Documentation Types in Practice: RFIs, Transmittals, Memos, and Correspondence
How architects use RFIs, transmittals, memos, and project correspondence to manage information flow during construction, including processing protocols, response obligations, and the role of documentation in claims defense.
Documentation Types in Practice: RFIs, Transmittals, Memos, and Correspondence
Construction projects generate a staggering volume of paper. RFIs, transmittals, memos, field reports, correspondence. Each document type serves a specific purpose in the information flow between the architect, owner, and contractor.
For the ARE, you need to understand not just what these documents are, but how they function within the contractual framework. An RFI isn't just a question. It's a tracked, timed request with contractual response obligations under AIA A201. A transmittal isn't just a cover sheet. It's a documented chain of custody for project information. A memo isn't just a note.
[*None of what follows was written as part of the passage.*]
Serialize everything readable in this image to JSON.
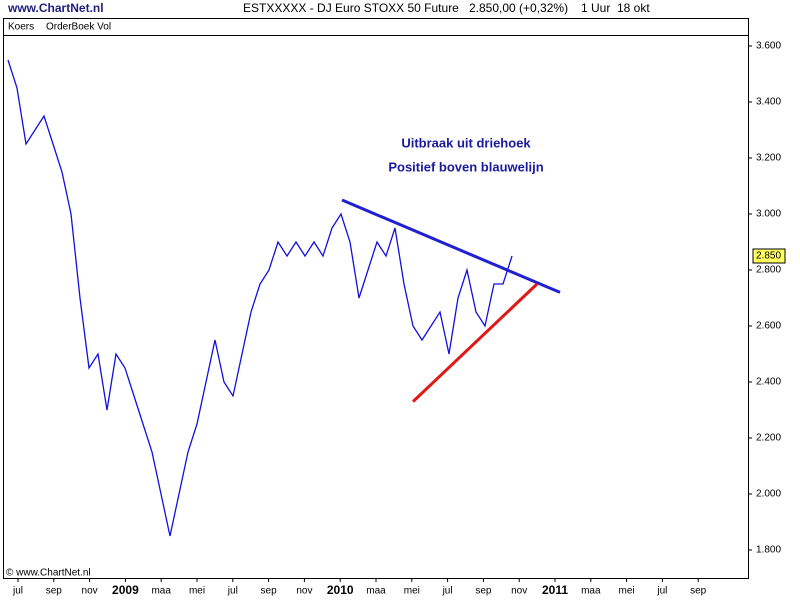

It's a written record that may become evidence in a claim.
The architect's response obligations, the contractor's documentation rights, and the owner's notification requirements all flow through these document types. Getting them wrong creates liability. Getting them right creates a defensible project record.
This topic covers how each documentation type works in practice, the contractual obligations that govern them, and why consistent documentation practices are the architect's best protection when claims arise. RFIs, transmittals, memos, and formal correspondence each serve distinct contractual purposes and carry different weight in dispute resolution. Knowing when to issue each document type, how to structure them for clarity, and where they fit in the project record is a core competency tested on the ARE.